Billie was scared. A salty blast shot up her nose and her shoes blew off as if sucked from her feet by an ice-dragon. Her socks were loosening. Her dress fluttered around – a flag on top of a castle. Mum eased backwards onto the grass, leaning away from Billie.
‘You’re all right, love. I won’t let go.’
The wind whistled through Billie’s ears, her eyeballs were ice cubes and her hair was being pulled out at the roots. Mum’s hair flapped around as she gritted her teeth and braced her legs.
She smiled, yelling, ‘Good job I’ve got a big bum.’
Mum always said it was too much takeaway pizza and yummy teashop cakes. Despite her situation Billie let out a giggle, which the wind whisked away. She felt Mum’s jade bracelet beneath her fingers, the one Dad gave her their last Christmas together.

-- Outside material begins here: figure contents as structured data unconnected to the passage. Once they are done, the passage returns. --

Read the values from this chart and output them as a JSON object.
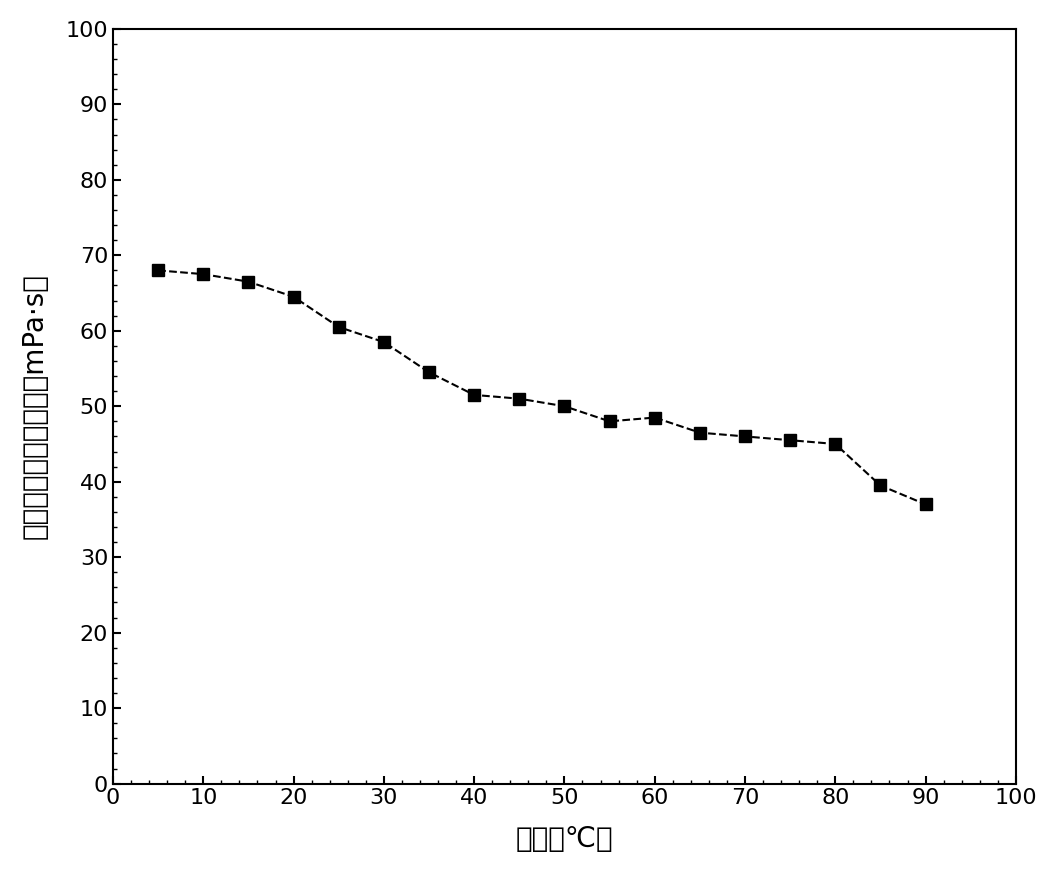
{
  "x": [
    5,
    10,
    15,
    20,
    25,
    30,
    35,
    40,
    45,
    50,
    55,
    60,
    65,
    70,
    75,
    80,
    85,
    90
  ],
  "y": [
    68,
    67.5,
    66.5,
    64.5,
    60.5,
    58.5,
    54.5,
    51.5,
    51,
    50,
    48,
    48.5,
    46.5,
    46,
    45.5,
    45,
    39.5,
    37
  ],
  "xlim": [
    0,
    100
  ],
  "ylim": [
    0,
    100
  ],
  "xticks": [
    0,
    10,
    20,
    30,
    40,
    50,
    60,
    70,
    80,
    90,
    100
  ],
  "yticks": [
    0,
    10,
    20,
    30,
    40,
    50,
    60,
    70,
    80,
    90,
    100
  ],
  "xlabel": "温度（℃）",
  "ylabel": "压裂液体系有效粘度（mPa·s）",
  "line_color": "#000000",
  "marker": "s",
  "marker_size": 8,
  "line_width": 1.5,
  "background_color": "#ffffff"
}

Billie felt her socks go, left then right. She flippered her feet up and down like at the pool. The wind was trying to pull her across the bay but Mum appeared to be even stronger. She’d wedged her heels further into the grass. Their eyes met and they laughed. Billie felt safe. Dad had gone but Mum wouldn’t let go of Billie so easily.
Sometimes Mum forgot to put the rubbish out or spent the electricity change on ice creams, which had to be eaten in the dark wrapped in blankets. It’d been weeks since she’d hoovered. She’d taken Billie to school one day and it turned out to be Saturday but however windy it got and however long it went on for, Billie knew Mum would hold on tight.